Le lendemain matin, à mon réveil, j’entendis des filles discuter de moi.  Elles partageaient leur inquiétude avec des gars, affirmant qu’elles n’avaient jamais vu un gars refuser les avances de filles qui se présentaient presque nues dans son lit et lui offraient de passer la nuit ensemble.  Comment et pourquoi pouvais-je demeurer insensible à leurs charmes? , se demandaient-elles.  Elles finirent par convaincre celui qui semblait être le chef du gang.  Il sortit un revolver qu’il plaça sur la table, affirmant qu’il saurait bien trouver.   » Si c’est un policier, il va regretter d’avoir mis le nez ici. »

Puis, une des jeunes filles se rendit dans la chambre voisine où une autre jeune fille demandait ce qui se passait et pourquoi on parlait avec autant de colère.  Les deux revinrent à la cuisine, où je fis mon apparition quelques minutes plus tard.  Dès que j’apparus dans le porche, celle que j’avais rencontrée l’après-midi d’avant se mit à rire.  Tout le monde se demandait bien pourquoi elle trouvait la situation aussi hilarante.  Elle s’exclama : «Pépé !  Voyons, c’est Pépé ! Ce n’est pas un flic, c’est un ami de David.  S’il n’a pas couché avec vous, c’est simplement parce qu’il était fatigué, mais surtout, j’imagine, parce qu’il aime les garçons. ».

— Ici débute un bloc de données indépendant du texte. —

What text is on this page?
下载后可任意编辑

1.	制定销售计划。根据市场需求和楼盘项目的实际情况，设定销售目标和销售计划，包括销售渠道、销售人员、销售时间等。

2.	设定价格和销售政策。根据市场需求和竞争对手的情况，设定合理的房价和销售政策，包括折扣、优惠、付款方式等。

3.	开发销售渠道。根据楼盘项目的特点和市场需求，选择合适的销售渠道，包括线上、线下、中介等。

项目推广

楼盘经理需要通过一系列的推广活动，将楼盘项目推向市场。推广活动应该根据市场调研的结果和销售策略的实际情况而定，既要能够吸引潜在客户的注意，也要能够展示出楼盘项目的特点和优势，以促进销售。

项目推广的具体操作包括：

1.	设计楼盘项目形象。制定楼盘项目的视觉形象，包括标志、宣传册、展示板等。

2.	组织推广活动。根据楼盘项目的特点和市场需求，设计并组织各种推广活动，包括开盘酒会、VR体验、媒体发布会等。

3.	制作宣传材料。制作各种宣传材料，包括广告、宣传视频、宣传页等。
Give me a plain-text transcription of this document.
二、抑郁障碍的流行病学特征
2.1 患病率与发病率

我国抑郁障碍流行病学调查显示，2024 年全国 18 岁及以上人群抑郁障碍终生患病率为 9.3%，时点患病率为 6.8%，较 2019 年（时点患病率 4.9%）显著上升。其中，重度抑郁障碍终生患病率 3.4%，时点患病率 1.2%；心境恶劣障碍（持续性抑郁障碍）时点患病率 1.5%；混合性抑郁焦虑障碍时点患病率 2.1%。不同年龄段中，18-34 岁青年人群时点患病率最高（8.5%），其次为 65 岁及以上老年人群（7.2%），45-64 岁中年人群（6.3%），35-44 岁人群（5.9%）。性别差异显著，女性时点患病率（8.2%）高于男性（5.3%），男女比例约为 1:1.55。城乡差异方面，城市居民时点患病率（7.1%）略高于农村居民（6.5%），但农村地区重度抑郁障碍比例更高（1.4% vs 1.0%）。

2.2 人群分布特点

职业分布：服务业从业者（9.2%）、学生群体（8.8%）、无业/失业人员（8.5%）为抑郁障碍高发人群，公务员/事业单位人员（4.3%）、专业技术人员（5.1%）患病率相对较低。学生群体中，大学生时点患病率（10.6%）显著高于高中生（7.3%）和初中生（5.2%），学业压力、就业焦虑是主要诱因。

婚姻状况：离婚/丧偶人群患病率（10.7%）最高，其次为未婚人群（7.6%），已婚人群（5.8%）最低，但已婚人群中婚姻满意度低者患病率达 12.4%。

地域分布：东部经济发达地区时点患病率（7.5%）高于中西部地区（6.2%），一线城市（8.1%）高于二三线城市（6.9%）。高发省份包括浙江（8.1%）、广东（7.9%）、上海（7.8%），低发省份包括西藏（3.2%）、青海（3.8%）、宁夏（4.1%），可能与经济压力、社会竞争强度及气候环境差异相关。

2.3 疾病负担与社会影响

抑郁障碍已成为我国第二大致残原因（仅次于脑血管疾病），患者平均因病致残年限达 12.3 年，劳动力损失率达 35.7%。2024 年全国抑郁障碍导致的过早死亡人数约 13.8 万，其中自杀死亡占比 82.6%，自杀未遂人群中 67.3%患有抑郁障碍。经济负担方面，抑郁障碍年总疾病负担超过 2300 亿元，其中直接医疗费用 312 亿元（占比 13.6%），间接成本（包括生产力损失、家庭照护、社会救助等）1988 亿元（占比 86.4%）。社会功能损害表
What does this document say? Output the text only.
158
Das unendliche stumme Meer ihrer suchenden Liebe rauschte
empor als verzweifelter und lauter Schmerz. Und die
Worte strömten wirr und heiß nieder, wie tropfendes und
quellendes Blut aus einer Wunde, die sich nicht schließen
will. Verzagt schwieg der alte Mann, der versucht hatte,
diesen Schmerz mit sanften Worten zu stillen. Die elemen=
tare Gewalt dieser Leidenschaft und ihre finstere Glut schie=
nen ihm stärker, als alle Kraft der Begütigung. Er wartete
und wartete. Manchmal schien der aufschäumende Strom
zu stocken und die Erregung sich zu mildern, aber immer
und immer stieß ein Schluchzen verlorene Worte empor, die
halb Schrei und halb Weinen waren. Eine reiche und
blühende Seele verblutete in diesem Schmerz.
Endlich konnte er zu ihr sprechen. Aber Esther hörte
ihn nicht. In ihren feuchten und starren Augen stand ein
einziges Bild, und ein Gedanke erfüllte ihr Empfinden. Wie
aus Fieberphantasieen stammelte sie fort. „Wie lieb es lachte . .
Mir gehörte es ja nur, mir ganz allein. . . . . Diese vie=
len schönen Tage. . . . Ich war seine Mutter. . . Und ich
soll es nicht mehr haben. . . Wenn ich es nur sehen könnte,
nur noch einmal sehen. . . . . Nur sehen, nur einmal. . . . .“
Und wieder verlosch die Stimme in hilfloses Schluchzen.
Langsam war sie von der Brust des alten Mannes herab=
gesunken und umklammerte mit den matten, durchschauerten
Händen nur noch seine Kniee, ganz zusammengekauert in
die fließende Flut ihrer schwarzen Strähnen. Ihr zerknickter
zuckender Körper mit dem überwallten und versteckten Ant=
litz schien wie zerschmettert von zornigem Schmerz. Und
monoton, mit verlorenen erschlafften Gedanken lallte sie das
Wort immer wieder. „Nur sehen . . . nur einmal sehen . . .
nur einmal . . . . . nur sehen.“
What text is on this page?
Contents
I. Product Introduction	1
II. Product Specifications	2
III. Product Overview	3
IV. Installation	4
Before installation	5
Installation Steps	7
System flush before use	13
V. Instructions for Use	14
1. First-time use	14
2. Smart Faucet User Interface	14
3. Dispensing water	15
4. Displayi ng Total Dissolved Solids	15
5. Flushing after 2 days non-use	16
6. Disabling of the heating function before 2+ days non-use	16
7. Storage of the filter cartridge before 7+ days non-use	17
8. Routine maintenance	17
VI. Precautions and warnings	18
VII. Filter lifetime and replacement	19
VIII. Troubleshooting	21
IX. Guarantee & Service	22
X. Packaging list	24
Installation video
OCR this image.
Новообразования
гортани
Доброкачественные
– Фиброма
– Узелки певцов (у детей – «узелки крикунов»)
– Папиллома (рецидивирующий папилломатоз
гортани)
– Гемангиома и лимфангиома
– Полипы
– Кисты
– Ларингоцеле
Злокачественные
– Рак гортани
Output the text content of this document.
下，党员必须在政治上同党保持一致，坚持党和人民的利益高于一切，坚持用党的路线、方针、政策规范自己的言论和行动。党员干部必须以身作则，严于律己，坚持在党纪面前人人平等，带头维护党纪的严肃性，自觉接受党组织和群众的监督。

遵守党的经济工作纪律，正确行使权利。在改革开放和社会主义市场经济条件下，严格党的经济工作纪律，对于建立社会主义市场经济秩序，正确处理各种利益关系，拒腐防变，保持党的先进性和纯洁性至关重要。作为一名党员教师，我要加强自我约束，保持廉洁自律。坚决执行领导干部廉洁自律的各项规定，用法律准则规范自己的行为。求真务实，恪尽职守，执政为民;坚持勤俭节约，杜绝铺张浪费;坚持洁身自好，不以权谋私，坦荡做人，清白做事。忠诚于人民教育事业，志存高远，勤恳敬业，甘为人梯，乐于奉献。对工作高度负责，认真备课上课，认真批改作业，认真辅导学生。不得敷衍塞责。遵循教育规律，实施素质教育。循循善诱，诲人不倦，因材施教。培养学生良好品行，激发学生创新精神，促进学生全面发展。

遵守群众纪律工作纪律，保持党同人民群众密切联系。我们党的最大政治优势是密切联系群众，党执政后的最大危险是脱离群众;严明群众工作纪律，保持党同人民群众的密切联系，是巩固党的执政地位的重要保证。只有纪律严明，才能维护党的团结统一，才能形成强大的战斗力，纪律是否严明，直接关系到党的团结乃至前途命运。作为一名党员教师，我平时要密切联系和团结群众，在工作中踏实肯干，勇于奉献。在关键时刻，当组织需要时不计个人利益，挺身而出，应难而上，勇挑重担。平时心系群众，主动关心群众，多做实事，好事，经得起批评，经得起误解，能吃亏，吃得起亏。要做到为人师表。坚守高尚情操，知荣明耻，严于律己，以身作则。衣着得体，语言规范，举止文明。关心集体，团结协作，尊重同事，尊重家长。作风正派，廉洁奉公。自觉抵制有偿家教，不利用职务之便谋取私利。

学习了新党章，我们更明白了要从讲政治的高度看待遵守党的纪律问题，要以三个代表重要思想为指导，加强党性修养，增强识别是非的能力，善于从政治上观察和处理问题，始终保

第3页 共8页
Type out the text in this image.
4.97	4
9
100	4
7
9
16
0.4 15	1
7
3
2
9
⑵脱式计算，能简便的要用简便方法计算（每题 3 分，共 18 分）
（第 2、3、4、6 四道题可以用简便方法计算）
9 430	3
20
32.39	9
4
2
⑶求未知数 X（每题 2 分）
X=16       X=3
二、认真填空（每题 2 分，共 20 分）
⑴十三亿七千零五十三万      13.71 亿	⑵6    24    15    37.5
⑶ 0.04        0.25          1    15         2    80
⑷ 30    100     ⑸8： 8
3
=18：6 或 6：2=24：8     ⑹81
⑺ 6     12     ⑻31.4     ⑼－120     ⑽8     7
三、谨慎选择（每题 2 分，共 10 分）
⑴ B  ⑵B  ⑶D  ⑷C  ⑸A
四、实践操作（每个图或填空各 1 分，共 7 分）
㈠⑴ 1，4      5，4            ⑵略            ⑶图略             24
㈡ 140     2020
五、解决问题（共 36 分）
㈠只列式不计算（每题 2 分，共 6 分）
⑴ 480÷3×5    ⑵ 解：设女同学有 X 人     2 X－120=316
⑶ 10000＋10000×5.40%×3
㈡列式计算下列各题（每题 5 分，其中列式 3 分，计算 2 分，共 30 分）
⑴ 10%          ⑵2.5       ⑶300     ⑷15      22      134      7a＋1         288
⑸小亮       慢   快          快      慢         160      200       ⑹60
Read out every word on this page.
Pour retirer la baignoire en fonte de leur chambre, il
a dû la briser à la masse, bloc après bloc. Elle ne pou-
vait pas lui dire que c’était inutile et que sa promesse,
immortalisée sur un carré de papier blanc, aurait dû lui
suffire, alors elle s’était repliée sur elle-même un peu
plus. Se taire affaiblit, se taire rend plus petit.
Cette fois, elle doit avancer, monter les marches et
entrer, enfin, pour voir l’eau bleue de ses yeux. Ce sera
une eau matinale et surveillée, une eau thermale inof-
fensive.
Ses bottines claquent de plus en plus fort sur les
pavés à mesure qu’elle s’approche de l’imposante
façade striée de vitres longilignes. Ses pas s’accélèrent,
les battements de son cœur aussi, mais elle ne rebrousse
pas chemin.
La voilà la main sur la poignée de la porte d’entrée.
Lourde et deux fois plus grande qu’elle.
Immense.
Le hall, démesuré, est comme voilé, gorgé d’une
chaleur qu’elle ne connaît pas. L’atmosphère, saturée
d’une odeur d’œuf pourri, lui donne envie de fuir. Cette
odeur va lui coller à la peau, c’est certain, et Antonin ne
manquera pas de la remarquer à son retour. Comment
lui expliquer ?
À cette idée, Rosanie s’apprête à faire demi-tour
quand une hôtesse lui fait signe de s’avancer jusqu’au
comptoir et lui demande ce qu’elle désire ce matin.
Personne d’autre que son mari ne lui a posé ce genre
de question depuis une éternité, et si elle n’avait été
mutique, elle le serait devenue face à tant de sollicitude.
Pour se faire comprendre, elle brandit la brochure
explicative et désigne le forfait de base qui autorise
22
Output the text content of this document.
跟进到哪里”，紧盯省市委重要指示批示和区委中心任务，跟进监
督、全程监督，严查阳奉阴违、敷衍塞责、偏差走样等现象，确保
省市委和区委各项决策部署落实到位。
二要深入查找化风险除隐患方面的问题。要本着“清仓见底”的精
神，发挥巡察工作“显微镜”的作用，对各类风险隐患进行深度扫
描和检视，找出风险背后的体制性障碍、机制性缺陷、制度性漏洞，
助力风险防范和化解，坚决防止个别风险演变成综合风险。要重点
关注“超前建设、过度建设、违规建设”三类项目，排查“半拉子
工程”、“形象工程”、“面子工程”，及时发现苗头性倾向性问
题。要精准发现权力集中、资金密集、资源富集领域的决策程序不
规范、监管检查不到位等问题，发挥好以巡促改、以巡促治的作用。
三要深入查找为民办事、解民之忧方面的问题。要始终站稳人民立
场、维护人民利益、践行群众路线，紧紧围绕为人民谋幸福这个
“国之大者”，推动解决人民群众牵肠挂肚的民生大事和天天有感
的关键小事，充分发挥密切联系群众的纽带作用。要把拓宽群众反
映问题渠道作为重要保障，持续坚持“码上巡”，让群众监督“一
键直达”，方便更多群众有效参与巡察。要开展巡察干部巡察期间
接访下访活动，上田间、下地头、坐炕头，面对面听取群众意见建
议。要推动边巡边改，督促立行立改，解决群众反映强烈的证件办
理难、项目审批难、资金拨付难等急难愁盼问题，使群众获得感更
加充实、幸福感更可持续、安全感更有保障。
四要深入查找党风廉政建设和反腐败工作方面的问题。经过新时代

Sa révélation calma le jeu, mais ce fut à mon tour de leur reprocher que personne ne se soit rendu en prison pour visiter David. On m’expliqua qu’une telle visite pouvait mettre tout le monde en danger.  Puis, on me dit comment l’incident était survenu : David avait consommé avec des amis quand la police arriva et décida de les fouiller.  Elle trouva un peu de drogue et un  » jack knife » sur David, mais l’officier n’arrivait pas à le faire fonctionner.  David, toujours baveux, en riant du policier, lui a demandé de lui prêter et il le lui fit claquer au nez d’un coup de doigt. Ce qui lui valut trois mois de prison.  Personne n’y allait, car ça mettrait le groupe en danger. «La filature, ça existe me fit-on remarquer». 

Je ne suis pas un bandit, un vendeur de dope ou rien de ce qui peut être illégal, sauf mes amours, donc, je ne peux pas comprendre d’instinct ces mécanismes de gang.  Mon ami était en prison, je me devais de l’aider, lui, seul, dans une province où tout le monde parle une autre langue et déteste les francophones.  C’était tout ce que j’avais pensé.  

Plus tard, je me suis bien amusé avec le jeune Gerry qui pissait dans son froc juste à l’idée d’avoir un pédéraste qui s’intéressait à lui.  Mais, j’avais le moyen pour l’intéresser.   Après avoir fumé abondamment, avoir ri comme des fous en regardant des bandes dessinées, nous avons décidé de gager.  Inutile de préciser ce que fut l’enjeu.  Il fallait se rendre voir le film « The Exorcist », le plus gelé possible et trouver quelque chose qui soit encore plus épeurant.  Nous avons fait l’exercice ensemble. 

Au retour, j’ai proposé l’histoire suivante : un gang de gars gelés avec une once de pot dans leur poche se rendent voir ce film qui a rendu presque tout le monde fou de peur.  Pendant le spectacle au lieu d’avoir peur, les gars se mettent à rire sans pouvoir s’arrêter ; mais ils ont repéré, par leur attitude, des policiers en civil sont assis juste derrière eux. 

J’ai remporté le concours.  Je devais retourner à Dawson Creek, mais j’avais pu un sou.